That's because PyPy has poor support for C-API exentions, which is what all the performance-oriented python packages rely on.
Most people doing serious numeric work don't care about the speed of the Python interpreter because all the heavy lifting is done by optimized libraries like Numpy and TensorFlow.
Then maybe the statement should have been "I believe it is basically impossible for Python to win back all that performance loss without adopting radical and jarring features like dropping the legacy C interface to Python objects."
The fastest dynamic languages I see are those which have no C interface at all. How many of the performance optimizations in a modern JavaScript engine would be possible if it had to support accessing every property of every object as a C string at any point in a program? JS has exactly none of the features that comment claims would be necessary for performance.
> dropping the legacy C interface to Python objects.
This is nonsense. No language ever will have linear algebra or numeric implementations faster than Fortran/C implementations of BLAS, LAPACK etc. Not being able to make ffi calls makes python essentially unusable for most of its niche uses.
> JS has exactly none of the features that comment claims would be necessary for performance.
I don't see people doing ML, scientific computing etc in JS.
You're confusing "no FFI whatsoever" with "a sane FFI". Python's legacy interface is insane--it exposes virtually all details of the CPython interpreter to C extensions such that any deviation from CPython's implementation is effectively a breaking change.
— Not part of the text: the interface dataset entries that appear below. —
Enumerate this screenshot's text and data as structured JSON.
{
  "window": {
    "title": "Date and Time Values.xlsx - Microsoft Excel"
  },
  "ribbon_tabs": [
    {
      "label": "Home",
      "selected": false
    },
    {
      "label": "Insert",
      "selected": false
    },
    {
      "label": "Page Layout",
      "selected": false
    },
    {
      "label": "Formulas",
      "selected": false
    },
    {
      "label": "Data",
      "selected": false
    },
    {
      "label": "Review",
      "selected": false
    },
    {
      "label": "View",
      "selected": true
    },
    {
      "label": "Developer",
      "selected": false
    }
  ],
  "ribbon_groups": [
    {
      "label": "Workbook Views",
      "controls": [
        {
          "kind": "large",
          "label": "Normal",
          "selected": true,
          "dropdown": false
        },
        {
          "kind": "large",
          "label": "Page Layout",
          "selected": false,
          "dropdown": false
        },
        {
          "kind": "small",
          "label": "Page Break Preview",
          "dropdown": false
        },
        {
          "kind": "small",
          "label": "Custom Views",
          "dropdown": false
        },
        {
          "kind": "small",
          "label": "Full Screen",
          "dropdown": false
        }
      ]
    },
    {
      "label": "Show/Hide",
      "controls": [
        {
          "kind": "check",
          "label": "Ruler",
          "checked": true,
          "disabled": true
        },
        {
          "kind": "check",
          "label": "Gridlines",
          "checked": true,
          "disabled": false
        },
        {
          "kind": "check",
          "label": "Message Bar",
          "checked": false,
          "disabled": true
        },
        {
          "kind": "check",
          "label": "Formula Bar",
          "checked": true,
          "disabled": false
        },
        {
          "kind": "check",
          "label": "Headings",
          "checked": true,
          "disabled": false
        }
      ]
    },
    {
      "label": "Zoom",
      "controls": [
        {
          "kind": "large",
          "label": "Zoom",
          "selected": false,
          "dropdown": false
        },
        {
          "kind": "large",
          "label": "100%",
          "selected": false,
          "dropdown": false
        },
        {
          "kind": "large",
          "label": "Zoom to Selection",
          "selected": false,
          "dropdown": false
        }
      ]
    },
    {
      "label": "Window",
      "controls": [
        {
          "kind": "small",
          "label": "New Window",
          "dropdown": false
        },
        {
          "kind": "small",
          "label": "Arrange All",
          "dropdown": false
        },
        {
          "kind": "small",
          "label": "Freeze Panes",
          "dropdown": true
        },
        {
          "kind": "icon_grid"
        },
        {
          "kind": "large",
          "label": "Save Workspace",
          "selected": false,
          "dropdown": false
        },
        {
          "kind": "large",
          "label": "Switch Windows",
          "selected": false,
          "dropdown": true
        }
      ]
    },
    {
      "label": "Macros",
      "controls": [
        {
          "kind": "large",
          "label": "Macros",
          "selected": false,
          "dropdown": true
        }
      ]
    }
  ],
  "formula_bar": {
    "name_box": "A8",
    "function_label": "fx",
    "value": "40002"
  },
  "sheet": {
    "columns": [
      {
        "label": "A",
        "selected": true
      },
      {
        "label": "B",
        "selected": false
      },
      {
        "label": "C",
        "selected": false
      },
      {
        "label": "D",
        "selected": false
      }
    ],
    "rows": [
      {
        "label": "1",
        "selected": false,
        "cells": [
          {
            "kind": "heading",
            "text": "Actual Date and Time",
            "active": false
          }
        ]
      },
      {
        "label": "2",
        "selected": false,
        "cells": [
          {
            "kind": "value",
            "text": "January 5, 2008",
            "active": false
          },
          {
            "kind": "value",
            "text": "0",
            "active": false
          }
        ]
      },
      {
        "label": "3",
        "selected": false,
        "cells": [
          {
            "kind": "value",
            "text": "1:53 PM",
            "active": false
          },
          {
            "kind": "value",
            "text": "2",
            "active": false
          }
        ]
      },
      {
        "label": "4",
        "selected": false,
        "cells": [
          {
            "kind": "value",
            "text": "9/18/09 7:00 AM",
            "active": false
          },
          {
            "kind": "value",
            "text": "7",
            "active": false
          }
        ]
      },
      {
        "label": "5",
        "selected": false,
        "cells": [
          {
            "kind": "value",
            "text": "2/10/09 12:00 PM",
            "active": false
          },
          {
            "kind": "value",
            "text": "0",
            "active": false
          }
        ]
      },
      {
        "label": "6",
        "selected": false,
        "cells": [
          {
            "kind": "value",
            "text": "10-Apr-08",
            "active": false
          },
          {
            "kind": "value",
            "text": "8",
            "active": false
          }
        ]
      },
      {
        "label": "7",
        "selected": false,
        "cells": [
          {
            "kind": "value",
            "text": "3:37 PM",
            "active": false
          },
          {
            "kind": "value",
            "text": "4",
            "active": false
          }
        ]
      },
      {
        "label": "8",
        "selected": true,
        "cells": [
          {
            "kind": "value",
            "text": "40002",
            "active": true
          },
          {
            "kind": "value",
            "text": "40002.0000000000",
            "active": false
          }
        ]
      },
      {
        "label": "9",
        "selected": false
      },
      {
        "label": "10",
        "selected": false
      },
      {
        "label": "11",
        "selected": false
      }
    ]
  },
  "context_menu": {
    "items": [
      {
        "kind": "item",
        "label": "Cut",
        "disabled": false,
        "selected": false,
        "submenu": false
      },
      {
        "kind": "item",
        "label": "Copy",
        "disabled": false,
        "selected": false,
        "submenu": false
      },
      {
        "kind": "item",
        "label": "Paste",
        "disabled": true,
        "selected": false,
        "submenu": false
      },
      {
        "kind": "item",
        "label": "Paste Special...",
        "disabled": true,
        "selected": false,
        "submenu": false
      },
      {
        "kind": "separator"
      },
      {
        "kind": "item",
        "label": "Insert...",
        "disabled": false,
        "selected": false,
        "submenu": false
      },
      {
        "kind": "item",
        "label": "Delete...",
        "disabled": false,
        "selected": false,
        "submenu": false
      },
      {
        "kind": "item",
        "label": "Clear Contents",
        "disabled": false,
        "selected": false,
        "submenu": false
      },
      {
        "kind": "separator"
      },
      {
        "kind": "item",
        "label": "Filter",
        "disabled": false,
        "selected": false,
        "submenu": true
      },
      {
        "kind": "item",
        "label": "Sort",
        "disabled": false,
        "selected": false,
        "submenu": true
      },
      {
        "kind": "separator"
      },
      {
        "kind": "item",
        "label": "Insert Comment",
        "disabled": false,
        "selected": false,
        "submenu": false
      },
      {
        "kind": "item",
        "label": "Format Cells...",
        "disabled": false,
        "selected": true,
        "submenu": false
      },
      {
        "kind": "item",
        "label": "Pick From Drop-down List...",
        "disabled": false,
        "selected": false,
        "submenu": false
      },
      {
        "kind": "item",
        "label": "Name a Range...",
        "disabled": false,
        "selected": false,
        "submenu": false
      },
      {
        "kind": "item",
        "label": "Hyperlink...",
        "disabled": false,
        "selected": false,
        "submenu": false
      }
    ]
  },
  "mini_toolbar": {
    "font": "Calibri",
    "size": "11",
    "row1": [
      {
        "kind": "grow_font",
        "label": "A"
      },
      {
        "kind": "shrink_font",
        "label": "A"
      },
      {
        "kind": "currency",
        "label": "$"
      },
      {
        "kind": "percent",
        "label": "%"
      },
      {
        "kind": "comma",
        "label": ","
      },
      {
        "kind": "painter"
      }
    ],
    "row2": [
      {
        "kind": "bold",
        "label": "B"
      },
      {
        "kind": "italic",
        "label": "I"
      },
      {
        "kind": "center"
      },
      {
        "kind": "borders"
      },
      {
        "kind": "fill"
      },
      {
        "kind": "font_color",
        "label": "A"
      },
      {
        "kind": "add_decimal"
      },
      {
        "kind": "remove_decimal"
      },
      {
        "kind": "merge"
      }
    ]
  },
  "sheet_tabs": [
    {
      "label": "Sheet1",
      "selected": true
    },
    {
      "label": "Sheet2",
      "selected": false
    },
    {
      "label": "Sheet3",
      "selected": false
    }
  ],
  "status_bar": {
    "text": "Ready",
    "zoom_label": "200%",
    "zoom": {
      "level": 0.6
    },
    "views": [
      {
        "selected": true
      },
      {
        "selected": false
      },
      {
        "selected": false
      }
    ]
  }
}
Because of the web, Google and other companies have poured tons of resources into improving the speed of JavaScript. I wonder where Python would be if the same level of resources had been devoted to it.
Interestingly you didn't mention Lua. The best Common Lisp, Smalltalk, and JS systems are always about a factor of 2 to 10 slower than C. This is not very good evidence for your assertion. (I suspect that's true of Dylan too, but haven't tried it.) By contrast, LuaJIT often beats GCC on performance. This is excellent evidence for your assertion.
Typically I measure CPython at about 40× slower than C, and SBCL, V8, and the like at about 2–10× slower than C. What cases are you seeing where those runtimes are hundreds of times faster than CPython?
People don't normally update to new versions of Lua, because they're not backwards compatible; it's not like Python or JS. WoW is still using Lua 5.1, as is MediaWiki. It's unlikely that this will ever change.
Probably at some point someone will continue LuaJIT development. It seems as likely that they will diverge in a different direction as follow PUC.
Right! When your hot code is in C you get a performance mix. Still, only about 3% of your logic has to be in interpreted Python for it to dominate your runtime.
The problem is that projects like PyPy remain on the sidelines, instead of being fully embraced by the community.